My Lords, I start by apologising to noble Lords who have their names against amendments and clause stand part notices in this group. The rules for remote contributions mean that I am always called after the mover of the first amendment in the group; I would have wanted to hear other expert contributions before speaking.
Amendments 39A and 39B in the name of the noble Lord, Lord Knight, make it absolutely plain that the Secretary of State’s powers should be used only when an Ofsted inspection has made it clear that there are issues. Amendment 39C in the name of the noble Lord, Lord Mendelsohn, asks for further qualification to inform a Secretary of State’s intervention decision on the replacement of directors or trustees, which include those who pose
“a risk to the duty of the institution”.
I hope that this would also include those who do not respond to safeguarding concerns. The detail of this comes to the nub of the issue that we have faced in our day and a half of Committee so far: exactly how the Bill will work in practice.
Turning to the 14 clause stand part notices in this group for Clauses 5 to 18, I hope that, after our debates so far in Committee, the Minister is in no doubt about the concern right across the House, including from all the former Education Ministers present, about the first part of the Bill on academies. The noble Lords, Lord Baker, Lord Nash and Lord Agnew, have
made it absolutely plain in our debates today and last week that this Bill, especially this part of it, is not fit for purpose and that it would be sensible to delay until more detail can be provided to Parliament, the education sector and parents.
Normally, when a major change in the structure of our entire education system occurs, there has been broad consultation with the public, schools and the bodies that deliver educational services to education directly. That just has not happened here. It is evident that your Lordships’ House remains concerned that this part has not been thought through in the detail needed. All schools that are funded through the public purse becoming academies, bringing virtually all schools under the direction of the Secretary of State, is one such major change.
That brings us to the other conflicting issue to which noble Lords have referred in almost every debate on each grouping: the Henry VIII powers that the Secretary of State will take on in the Bill; again, without wider consultation or understanding of the implications. I want to focus on the latter point for a second. Page 55 of the White Paper, Opportunity for All: Strong Schools with Great Teachers for Your Child, sets out the standards, regulation and intervention from the department’s perspective. Given the debates we have had, the White Paper is remarkably coy about the powers of the Secretary of State. In fact, according to the schedule on page 55 of the White Paper, the Secretary of State’s only role is to sign new funding agreements and amend them “for material changes”. Intervening in schools is listed as happening by the regions group, on sufficiency, admissions, safeguarding, attendance and ensuring quality; whereas the Bill appears to give decisions over these powers directly to the Secretary of State. So, what is on the face of the Bill sets out neither a strategic framework nor the detail of how it will work in practice; it also contradicts the White Paper.

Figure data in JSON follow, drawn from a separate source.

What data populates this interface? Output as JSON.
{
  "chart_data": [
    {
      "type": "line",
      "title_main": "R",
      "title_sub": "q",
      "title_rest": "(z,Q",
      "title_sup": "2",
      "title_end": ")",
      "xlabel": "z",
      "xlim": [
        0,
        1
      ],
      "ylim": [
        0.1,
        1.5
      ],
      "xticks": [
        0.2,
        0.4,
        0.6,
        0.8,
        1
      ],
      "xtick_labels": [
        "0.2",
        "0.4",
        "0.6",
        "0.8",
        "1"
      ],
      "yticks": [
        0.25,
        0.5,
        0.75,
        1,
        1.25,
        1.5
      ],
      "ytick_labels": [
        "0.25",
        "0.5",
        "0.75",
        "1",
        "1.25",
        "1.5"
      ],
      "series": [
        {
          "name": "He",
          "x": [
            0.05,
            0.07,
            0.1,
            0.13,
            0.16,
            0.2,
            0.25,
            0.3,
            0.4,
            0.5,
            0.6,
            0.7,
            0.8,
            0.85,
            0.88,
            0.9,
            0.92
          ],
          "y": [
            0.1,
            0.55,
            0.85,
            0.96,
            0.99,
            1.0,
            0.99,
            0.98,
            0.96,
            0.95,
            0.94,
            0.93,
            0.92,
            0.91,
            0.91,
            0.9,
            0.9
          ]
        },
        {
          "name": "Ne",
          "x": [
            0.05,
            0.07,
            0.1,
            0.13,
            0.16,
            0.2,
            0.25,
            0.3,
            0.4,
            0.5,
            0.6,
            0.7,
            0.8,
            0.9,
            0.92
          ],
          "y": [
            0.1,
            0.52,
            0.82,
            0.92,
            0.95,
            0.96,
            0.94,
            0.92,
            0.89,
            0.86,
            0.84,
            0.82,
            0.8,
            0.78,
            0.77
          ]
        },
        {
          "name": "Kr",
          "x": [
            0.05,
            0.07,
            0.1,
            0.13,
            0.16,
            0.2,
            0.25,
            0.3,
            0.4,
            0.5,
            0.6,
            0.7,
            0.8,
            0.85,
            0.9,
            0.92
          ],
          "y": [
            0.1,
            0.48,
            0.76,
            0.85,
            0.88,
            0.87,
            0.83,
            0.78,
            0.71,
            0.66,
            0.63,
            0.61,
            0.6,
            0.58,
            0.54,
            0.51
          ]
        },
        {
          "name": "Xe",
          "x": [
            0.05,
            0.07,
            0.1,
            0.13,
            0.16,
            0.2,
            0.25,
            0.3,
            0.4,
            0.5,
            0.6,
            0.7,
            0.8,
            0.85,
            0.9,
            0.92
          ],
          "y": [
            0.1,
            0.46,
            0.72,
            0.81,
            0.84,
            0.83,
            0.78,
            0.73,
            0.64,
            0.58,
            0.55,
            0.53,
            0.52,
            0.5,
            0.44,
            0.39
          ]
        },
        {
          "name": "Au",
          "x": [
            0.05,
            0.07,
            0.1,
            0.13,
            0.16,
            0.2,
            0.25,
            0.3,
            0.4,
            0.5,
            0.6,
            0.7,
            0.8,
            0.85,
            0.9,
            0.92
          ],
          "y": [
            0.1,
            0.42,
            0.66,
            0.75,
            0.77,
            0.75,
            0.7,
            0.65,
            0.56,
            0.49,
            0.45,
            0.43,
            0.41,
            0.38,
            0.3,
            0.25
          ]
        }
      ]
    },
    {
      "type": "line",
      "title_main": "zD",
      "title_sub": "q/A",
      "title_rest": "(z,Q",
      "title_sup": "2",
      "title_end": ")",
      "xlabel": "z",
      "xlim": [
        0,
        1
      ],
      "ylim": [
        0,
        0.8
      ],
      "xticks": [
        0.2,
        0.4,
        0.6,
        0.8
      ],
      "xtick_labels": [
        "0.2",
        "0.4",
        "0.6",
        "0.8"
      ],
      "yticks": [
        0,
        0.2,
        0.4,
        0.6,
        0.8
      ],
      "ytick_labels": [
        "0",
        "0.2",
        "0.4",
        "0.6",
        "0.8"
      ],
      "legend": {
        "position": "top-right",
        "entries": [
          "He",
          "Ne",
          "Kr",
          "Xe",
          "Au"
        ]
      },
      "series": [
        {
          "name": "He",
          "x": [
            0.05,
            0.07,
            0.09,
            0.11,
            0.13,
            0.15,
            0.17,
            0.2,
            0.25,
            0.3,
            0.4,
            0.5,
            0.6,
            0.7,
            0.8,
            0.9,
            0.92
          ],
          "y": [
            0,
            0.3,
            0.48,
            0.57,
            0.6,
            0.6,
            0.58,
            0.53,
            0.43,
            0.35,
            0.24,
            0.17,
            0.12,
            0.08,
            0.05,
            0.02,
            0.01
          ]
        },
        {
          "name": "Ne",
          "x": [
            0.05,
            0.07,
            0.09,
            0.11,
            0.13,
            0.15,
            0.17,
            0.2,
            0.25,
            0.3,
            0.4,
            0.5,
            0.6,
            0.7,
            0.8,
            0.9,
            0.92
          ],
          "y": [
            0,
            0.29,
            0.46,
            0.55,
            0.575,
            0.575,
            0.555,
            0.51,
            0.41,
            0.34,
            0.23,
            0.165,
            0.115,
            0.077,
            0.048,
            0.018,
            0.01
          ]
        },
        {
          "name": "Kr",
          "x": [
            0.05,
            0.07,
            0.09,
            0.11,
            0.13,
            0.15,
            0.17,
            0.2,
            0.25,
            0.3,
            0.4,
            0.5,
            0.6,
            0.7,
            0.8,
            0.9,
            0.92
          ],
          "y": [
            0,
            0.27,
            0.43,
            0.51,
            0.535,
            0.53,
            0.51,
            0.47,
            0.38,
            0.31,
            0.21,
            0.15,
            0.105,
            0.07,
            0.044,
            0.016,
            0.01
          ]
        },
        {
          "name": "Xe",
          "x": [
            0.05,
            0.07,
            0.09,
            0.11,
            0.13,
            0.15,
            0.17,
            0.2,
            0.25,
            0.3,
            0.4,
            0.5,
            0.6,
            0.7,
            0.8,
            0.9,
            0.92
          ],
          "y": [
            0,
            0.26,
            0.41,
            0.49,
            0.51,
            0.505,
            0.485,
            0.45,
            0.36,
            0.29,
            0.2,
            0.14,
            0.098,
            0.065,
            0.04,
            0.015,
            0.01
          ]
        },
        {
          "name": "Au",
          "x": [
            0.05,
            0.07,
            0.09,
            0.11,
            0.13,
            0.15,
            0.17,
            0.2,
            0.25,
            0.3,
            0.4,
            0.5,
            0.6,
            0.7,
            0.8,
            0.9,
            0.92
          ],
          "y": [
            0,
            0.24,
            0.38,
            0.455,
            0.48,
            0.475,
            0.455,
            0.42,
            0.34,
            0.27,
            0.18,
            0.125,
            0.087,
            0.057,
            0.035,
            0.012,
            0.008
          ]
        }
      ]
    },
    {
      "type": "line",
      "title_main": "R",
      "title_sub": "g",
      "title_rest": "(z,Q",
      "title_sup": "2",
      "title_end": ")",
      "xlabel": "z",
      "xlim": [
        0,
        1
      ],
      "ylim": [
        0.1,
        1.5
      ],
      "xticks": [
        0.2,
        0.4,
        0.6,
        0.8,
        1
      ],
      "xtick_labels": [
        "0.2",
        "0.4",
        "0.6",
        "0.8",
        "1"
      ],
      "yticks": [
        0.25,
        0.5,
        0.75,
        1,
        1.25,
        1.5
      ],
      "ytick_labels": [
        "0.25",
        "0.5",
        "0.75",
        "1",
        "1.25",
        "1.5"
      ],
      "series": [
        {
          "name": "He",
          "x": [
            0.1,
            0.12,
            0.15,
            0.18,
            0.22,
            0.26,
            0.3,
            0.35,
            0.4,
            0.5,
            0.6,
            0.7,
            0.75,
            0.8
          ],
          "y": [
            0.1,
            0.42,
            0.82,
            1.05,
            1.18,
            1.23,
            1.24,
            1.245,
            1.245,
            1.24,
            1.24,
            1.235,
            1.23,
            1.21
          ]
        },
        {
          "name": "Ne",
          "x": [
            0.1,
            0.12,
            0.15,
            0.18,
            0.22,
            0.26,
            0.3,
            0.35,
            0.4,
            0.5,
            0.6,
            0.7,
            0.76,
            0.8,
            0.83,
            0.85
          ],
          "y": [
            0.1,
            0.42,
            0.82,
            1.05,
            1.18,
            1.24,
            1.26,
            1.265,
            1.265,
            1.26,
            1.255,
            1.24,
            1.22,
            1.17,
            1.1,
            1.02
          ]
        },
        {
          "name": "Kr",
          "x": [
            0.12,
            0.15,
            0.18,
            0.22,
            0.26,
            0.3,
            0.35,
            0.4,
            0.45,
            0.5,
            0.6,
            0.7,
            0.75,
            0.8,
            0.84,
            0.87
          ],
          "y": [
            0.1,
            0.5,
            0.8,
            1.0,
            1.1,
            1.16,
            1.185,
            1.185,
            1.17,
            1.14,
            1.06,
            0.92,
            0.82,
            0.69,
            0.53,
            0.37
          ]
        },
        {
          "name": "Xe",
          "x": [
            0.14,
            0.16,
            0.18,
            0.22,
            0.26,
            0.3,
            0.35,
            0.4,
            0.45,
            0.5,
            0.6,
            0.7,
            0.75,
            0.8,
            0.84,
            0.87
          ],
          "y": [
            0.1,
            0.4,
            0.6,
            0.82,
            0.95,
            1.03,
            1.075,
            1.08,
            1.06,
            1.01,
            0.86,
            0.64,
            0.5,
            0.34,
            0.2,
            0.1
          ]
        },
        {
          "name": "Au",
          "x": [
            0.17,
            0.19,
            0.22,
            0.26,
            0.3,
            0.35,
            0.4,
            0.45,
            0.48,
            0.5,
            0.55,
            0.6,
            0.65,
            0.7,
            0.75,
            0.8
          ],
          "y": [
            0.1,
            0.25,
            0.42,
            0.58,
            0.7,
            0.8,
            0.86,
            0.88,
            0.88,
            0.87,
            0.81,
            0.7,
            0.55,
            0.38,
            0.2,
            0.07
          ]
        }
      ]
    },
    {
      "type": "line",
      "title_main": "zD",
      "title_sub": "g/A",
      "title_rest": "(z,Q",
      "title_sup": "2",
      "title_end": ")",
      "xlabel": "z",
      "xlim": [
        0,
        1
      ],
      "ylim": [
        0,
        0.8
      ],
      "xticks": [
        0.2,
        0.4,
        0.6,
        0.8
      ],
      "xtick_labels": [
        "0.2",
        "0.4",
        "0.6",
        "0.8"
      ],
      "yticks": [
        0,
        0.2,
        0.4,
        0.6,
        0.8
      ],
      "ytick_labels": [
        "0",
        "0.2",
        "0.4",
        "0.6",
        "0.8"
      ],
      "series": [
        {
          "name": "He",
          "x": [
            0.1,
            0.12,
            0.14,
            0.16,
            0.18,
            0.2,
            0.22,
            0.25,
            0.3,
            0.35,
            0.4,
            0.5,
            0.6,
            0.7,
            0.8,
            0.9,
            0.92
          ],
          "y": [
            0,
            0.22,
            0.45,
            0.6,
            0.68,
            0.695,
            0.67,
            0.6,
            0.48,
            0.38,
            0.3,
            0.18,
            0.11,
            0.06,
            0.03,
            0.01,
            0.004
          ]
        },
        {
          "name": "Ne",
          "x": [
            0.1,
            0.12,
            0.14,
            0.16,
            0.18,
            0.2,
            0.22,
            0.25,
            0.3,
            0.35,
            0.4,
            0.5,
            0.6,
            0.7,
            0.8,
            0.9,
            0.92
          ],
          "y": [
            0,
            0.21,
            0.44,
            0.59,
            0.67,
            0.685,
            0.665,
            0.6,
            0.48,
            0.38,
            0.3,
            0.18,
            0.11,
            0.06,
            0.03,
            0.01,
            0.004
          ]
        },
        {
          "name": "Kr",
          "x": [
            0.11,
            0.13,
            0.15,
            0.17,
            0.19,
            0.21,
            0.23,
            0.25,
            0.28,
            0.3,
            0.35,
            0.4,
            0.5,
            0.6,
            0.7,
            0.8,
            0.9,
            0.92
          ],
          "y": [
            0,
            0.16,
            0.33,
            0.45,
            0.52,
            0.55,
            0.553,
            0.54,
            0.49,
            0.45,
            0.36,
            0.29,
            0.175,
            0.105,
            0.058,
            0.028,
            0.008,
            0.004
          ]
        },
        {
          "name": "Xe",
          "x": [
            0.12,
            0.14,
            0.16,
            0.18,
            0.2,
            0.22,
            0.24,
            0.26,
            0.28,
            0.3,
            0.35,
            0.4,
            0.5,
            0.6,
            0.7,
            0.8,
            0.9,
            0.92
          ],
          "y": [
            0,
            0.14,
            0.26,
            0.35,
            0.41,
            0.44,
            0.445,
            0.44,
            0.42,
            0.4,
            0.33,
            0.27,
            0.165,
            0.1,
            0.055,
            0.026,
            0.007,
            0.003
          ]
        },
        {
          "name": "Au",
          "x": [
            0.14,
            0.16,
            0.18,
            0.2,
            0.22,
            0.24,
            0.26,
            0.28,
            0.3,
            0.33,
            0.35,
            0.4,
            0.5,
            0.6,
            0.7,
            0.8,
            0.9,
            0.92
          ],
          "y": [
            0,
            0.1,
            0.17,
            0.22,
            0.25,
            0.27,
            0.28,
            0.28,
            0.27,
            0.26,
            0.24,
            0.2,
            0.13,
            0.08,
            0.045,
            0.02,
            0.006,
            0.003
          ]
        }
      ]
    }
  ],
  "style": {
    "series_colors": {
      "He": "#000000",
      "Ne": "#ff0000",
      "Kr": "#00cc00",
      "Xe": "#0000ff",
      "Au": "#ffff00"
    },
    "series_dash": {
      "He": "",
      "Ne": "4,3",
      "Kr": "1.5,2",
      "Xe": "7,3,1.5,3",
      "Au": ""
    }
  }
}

This reflects the difficult debate that we are having at the moment. My noble friend Lady Garden of Frognal said during our debate on the first group of amendments that there should be delays in the progress of the Bill until some of these matters are clarified and put out for consultation. Other noble Lords have said the same; they are right. As more and more issues and concerns emerge, grouping by grouping, it is not right to proceed until they are discussed and then consulted on with the wider public.
As the noble Lords, Lord Agnew and Lord Nash, made clear in our debate last Wednesday, the Academies Minister has already had to take a large number of decisions in relation to schools that are not maintained. Some of us argue that this results in a closed and untransparent system that is particularly opaque for parents, their children and their communities when key and serious decisions need to be made about their local school. It now appears that these powers, given to the Secretary of State but with a recommendation presumably to be made by the relevant Academies Minister, will apply to all 20,000 publicly funded schools once the Bill has gone through. How on earth will this work in practice? Also, how will it be publicly accountable to the parents and communities that these academies will serve? Can a junior Minister manage
this workload or will the practicalities of it mean that it will be made by invisible and unaccountable civil servants?
In the Clause 3 stand part debate earlier, the Minister said that the Government will always consult the sector, but I did not hear anything about consulting parents and communities on changes to their local schools. I hope that the Minister can provide some answers or a timetable for your Lordships’ House as to when our many questions can be answered in detail and then debated properly; otherwise, we must delay the next stage of the Bill until we know and understand more about what the Government are trying to achieve through it.